The only real drawback is that multiplayer almost always suffers (which shouldn't be a problem in a single-player game like Civ). Also, patching could be a hell, but on the other hand, if a game is as buggy as Civ V, you might as well wait a few months anyway.
Not having patches is definitely a huge drawback, but then again they didn't pay for it so they have no right to get support anyways.
The thing is, earlier I had a lot of friends who downloaded games, but they all had one thing in common: If they really enjoyed the game, the went out the very next day and bought it. Because most of us, even pirates, are honest people who like to pay for things they enjoy. The problem today is that the pirates get a superior product. For Civ 5, they don't need Steam. For Settlers, they don't need to be online all the time.
People primarily pirate a game because its free, a number of people do buy a game if they liked it enough but there is no data to show this is in any way a majority (sadly). As for superior product, that can depend entirely upon your point of view, as there are many people who have no problem with Steam. As well not having multiplayer or patches is a mark against it (this applies for more than just Civ5).
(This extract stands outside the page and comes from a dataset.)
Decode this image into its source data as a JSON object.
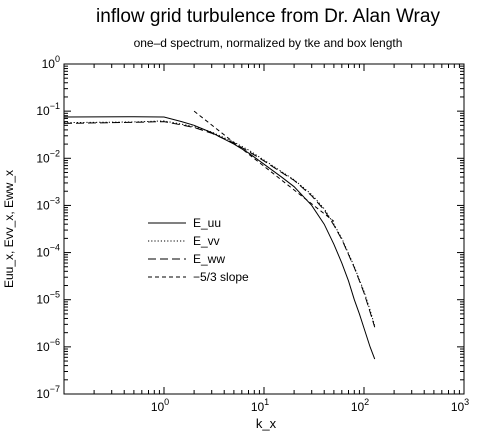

The conclusion is that DRM actually may increase piracy.
Sometimes, such as in Spore's case, but generally there isn't anything to really say that happens a lot.
Steam is not going to help against piracy at all. If they chose steam for that purpose, it will fail. There is already a simulated steam engine coded by different reverse engineer groups and absolutely all versions of civ5 is reversed already, ready to be played on.
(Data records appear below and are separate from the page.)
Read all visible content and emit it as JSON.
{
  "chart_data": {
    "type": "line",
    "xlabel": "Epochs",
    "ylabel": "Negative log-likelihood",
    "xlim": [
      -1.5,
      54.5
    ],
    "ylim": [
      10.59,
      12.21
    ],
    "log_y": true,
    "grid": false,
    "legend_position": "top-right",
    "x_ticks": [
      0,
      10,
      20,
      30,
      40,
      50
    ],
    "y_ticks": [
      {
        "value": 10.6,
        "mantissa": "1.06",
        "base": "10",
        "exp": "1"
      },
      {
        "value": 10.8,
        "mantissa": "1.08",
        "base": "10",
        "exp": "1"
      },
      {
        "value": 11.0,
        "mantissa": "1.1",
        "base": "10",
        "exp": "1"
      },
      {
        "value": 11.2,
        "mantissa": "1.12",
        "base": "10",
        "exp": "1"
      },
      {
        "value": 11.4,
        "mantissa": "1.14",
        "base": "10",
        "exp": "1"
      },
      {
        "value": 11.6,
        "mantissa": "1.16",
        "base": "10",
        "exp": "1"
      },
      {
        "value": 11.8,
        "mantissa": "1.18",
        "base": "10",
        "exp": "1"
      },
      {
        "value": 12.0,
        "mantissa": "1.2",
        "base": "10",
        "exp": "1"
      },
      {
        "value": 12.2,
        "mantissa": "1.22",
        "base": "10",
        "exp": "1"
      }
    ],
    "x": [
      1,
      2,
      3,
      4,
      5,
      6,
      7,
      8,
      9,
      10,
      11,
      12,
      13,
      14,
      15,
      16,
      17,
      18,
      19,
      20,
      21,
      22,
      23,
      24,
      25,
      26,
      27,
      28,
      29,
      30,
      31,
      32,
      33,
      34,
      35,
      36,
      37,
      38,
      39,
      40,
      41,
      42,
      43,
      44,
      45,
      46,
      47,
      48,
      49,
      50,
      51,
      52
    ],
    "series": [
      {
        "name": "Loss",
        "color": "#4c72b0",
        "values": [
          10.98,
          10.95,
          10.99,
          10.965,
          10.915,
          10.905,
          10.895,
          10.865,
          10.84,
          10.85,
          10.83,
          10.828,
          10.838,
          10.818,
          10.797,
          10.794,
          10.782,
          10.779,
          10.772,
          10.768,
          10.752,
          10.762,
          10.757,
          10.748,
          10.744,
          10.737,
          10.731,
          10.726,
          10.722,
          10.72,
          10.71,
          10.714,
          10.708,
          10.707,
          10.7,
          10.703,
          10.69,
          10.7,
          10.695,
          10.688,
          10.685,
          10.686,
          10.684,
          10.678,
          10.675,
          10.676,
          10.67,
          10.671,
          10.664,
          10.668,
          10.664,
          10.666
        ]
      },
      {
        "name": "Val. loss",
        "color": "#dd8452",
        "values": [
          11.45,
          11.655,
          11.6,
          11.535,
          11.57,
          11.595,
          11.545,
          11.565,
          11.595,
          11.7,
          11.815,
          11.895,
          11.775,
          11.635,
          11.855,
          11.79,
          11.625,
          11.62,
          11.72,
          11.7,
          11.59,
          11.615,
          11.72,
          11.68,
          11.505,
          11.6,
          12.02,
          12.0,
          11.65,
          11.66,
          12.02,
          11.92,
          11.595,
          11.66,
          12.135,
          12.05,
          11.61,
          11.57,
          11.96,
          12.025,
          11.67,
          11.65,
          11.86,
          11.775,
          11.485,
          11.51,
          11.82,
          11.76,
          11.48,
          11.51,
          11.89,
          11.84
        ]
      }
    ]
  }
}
They just don't get it, it doesnt matter what you do, they cant keep it from being reversed. Take a look at the "brilliant" new security system of ubisoft and silent hunter 5, it was reversed in just a week and it all broke down in no time. Reversers are extremely smart, smarter than the general developer. Developers are not trained to think reverse engineering, thats why the reversers will always be several steps ahead of them, always.
That is why nobody expects the DRM to last forever, they just want it to protect the game for the first month. Any longer is a bonus.
Of course, this doesn't work almost every time.